Цена ошибки - Страница 9
Бородач представился как антрополог и член общества креационной науки. Сказал, что студенты просили его от лица всего факультета рассказать, как он пришел к жизни такой и каково его мнение по вопросу истории животного мира на нашей Земле.
Антон больно толкнул отца локтем в бок:
– Герр профессор, а ты сам что думаешь об этом?
– Тихо! – поморщился Игорь. – Давай поговорим потом. Сейчас надо слушать.
Люди довольно часто смешивают два понятия – «говорить» и «слушать», соединяя их в одно. А они мешают друг другу в симбиозе.

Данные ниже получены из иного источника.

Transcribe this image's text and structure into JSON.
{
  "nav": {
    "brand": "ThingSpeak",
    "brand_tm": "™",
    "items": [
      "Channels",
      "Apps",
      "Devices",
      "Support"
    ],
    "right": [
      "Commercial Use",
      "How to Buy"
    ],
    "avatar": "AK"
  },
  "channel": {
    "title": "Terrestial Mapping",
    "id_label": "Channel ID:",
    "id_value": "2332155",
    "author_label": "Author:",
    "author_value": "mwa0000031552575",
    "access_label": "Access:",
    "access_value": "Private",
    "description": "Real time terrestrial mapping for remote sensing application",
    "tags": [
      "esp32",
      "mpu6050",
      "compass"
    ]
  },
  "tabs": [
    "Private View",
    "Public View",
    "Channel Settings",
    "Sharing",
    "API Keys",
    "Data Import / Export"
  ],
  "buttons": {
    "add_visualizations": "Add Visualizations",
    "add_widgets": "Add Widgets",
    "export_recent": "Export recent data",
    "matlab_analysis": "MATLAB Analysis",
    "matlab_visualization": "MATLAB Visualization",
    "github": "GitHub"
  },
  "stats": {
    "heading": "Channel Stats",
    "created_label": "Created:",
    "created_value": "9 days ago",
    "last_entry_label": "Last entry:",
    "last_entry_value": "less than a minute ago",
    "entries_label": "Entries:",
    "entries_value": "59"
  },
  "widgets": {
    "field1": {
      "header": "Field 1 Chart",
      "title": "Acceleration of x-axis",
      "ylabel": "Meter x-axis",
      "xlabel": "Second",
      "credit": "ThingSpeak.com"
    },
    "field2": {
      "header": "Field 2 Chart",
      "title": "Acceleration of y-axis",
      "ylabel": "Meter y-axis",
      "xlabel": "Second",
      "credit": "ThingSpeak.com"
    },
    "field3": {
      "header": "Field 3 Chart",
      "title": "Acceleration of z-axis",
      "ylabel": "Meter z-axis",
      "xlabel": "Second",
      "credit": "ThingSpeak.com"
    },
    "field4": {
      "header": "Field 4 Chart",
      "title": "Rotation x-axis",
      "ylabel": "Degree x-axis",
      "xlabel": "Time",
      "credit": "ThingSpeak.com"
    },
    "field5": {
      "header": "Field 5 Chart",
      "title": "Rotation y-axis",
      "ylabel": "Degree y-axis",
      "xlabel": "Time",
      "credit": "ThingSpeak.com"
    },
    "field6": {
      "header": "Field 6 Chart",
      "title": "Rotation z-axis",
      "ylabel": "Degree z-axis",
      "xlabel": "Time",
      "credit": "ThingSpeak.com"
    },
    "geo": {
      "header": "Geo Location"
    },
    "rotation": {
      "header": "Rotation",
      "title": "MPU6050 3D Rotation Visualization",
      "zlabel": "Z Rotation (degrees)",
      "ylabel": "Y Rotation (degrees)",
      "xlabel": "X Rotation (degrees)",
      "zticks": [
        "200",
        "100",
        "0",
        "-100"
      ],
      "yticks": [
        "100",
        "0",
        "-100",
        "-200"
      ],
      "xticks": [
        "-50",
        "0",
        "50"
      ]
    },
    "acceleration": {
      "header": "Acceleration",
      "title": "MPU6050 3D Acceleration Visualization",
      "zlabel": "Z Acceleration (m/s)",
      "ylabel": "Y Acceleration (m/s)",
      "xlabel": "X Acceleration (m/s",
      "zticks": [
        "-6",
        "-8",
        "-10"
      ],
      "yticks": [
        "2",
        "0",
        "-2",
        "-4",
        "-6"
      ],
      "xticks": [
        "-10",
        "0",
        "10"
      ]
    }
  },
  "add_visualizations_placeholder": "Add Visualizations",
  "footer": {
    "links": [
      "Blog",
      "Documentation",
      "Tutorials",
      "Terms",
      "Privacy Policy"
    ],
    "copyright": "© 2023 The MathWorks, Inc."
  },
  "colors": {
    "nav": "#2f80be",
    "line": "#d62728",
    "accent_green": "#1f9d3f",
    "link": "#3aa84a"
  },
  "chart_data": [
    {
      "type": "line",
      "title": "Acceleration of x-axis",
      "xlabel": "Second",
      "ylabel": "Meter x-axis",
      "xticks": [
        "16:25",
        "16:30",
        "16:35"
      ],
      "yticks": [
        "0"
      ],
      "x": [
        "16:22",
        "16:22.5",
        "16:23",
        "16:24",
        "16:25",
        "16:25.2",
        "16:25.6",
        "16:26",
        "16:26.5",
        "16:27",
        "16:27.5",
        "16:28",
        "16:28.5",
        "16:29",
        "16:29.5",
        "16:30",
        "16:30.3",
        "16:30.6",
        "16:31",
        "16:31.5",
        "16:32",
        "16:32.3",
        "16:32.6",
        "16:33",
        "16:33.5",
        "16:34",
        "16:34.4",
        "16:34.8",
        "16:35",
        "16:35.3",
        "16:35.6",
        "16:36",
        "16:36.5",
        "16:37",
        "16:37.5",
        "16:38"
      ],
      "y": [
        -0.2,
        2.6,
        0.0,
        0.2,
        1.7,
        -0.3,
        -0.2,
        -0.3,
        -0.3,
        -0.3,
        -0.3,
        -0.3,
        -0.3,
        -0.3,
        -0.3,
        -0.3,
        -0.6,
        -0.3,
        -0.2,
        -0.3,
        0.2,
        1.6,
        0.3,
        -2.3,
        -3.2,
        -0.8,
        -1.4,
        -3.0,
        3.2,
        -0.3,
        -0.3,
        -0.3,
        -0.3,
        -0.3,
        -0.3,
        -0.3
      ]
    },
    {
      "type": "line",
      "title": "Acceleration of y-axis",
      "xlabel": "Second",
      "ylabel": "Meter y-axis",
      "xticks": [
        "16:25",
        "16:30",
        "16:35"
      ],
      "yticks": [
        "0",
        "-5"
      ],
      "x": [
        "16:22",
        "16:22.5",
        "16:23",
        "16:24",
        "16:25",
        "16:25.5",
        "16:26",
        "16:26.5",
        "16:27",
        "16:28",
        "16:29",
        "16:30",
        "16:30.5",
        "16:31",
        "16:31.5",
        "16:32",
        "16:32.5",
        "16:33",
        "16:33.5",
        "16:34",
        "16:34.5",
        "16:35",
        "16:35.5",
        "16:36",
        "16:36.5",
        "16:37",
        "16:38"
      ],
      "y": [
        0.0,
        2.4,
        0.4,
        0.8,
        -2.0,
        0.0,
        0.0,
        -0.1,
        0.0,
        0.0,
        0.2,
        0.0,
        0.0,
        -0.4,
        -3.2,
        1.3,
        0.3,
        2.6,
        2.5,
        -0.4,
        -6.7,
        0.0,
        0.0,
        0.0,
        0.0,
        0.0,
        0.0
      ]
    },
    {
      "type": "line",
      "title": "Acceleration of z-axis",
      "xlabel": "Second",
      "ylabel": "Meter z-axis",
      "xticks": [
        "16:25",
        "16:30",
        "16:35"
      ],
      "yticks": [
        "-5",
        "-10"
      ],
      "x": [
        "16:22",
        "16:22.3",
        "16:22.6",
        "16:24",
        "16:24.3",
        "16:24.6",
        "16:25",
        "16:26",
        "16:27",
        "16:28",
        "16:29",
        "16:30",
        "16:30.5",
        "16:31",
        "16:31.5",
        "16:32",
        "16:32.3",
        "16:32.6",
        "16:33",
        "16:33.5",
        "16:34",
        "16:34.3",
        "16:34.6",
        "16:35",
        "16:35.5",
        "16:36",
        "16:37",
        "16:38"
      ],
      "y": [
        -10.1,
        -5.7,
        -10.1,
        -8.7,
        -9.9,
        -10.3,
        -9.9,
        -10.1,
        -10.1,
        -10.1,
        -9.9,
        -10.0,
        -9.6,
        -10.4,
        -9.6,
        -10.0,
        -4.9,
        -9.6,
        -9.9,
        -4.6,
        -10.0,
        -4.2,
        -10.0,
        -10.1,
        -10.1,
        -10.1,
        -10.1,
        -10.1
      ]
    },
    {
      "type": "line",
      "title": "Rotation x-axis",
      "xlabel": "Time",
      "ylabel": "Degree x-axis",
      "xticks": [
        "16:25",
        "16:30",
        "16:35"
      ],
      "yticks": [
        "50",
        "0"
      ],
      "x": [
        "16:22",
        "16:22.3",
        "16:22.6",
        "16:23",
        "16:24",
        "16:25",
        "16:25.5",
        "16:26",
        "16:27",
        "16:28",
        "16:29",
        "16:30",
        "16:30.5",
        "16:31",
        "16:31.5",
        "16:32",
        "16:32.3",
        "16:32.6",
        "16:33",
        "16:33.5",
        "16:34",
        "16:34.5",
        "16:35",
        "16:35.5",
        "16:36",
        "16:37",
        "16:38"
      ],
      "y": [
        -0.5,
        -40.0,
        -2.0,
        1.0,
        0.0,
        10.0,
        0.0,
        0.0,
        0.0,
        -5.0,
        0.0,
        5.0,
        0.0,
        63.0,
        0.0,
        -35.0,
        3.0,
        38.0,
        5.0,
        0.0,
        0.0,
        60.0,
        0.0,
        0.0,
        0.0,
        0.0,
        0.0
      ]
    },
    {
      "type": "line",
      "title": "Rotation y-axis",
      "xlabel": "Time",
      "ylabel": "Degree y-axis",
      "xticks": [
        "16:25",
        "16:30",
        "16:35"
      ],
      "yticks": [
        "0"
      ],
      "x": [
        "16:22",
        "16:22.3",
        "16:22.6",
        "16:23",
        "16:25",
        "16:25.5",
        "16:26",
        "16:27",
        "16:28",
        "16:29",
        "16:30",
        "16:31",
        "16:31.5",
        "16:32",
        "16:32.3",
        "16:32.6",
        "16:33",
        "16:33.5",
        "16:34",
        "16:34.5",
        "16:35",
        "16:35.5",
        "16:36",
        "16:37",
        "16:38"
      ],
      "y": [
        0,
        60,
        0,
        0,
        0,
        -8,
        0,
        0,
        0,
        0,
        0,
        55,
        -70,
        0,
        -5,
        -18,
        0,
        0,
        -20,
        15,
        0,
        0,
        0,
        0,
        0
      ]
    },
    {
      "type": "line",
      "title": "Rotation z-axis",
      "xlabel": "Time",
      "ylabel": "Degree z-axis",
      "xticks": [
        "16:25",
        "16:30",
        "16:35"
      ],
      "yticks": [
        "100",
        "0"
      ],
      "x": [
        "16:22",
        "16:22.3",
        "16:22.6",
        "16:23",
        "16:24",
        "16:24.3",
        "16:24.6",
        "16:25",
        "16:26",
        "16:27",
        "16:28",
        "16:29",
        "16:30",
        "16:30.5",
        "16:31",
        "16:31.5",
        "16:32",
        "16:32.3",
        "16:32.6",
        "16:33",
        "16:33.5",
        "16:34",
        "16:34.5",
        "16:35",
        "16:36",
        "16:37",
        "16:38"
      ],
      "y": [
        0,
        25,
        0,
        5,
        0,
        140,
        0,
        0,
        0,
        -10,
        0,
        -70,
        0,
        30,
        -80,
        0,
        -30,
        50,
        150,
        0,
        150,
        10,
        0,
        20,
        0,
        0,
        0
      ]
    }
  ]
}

Голая Спинка отрешенно любовалась на своих улиток. До музея ей не было никакого дела. И зачем пришла?… А зачем пришел сюда профессор? Известный трансплантолог Игорь Васильевич Лазарев…
Экскурсовод заговорил:
– Мы все долго были приучены к эволюционной теории развития нашей планеты, в основе которой – учение Дарвина, автора широко известной гипотезы об эволюции. Мы выросли на этой теории. Она опирается на обычную изменчивость видов, которую мы наблюдаем.
Изменчивость видов, задумчиво повторил про себя профессор. Нуда, все правильно… И он сам, как вид, взятый совершенно отдельно, отрезанный от всех индивид, эгоистичный и глупый, внезапно изменился. Вчера. Когда в кабинет явилась эта поддатая бабенка и принялась стонать и вопить…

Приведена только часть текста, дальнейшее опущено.